Trail Mix | Trying to run when tired – the importance of sleep and how to overcome exhaustion on multi-day ultramarathons
- Long-distance running on little sleep can be a physical and mental struggle
- A lesson to be learned in listening to the body – as important as listening to the mind
I learned something new about myself last week: it takes way more mental energy to run than I thought.
It had never occurred to me that running might be a mentally rigorous activity. I go out, put one foot in front of the other, switch my brain off and run. From time to time I admire the views, count the porcupines, look out for wild boars and snakes. Running hard takes focus, of course. But a leisurely jaunt should be mentally very easy, right? Turns out, no.
All my attempts to run last week were completely foiled by what appeared to be a deliberate attempt by my brain to shut me down. My legs felt completely fine, breathing easy, heart pumping slowly. And yet, some 20 minutes into the run, I would no longer be able to go any further.
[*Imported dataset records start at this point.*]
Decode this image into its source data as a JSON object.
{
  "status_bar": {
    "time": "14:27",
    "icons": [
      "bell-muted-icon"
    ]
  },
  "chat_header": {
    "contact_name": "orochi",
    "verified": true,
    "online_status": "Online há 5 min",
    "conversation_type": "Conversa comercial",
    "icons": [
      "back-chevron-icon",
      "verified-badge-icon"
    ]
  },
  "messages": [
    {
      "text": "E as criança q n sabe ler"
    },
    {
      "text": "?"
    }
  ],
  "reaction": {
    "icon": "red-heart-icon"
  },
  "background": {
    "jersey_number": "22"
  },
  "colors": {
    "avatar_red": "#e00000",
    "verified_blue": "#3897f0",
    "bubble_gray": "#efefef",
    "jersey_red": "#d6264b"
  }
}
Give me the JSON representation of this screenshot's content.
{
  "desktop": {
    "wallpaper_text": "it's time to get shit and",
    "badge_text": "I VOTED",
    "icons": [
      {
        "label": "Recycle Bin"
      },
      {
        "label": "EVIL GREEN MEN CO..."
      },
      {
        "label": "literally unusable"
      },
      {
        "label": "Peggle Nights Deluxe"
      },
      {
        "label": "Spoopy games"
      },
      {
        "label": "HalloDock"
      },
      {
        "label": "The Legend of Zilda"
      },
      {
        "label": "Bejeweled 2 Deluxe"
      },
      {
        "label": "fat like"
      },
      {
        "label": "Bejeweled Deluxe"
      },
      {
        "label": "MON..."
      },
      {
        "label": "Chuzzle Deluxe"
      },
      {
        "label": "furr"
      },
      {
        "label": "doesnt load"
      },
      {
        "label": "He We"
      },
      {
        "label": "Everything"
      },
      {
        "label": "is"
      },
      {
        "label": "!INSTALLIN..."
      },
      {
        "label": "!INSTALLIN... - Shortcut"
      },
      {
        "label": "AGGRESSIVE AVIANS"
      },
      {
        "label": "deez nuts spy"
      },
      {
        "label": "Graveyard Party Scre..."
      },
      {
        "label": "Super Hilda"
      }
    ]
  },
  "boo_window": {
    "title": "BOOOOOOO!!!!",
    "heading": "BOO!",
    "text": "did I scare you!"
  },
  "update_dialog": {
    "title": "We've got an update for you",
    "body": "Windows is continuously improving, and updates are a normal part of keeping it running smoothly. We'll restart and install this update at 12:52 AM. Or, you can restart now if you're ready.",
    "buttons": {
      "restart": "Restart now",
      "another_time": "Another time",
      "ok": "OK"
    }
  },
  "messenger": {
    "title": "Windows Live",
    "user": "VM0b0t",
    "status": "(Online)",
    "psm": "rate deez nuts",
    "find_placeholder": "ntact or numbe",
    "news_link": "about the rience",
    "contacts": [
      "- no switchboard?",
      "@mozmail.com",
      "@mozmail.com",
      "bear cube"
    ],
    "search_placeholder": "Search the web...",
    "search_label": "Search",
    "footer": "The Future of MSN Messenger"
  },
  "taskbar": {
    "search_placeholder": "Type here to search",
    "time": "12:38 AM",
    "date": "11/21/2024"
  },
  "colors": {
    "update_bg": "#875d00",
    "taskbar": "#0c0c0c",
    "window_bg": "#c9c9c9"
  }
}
What was up?
The hypothesis I eventually settled on was general fatigue from a lack of sleep. I’ve been covering the ongoing protests in Hong Kong this summer, and as things escalated last week, sleep got put on the back burner. Several nights of minimal sleep later, the debt finally caught up. While I could function doing everyday things like writing, something about running was beyond my physical and mental capabilities. I wondered if I was just being weak and lazy. But as many of us have probably learned over countless kilometres of running, listening to the body is as important as listening to the mind, so I decided to embrace the walking.
Later that week, I called up Andre Blumberg, the “grandad of Hong Kong trail running,” to ask him how he copes with mental fatigue as a trail and ultra runner. As the founder of the infamous Hong Kong Four Trails Ultra Challenge and with many an ultramarathon under his belt, he certainly knows a thing or two about running on low sleep.
“From a training perspective, sleep is very, very important,” he said. “Sleep deprivation is just stress, it’s just like heat and altitude. It’s one of those things that just adds up and makes things more difficult.”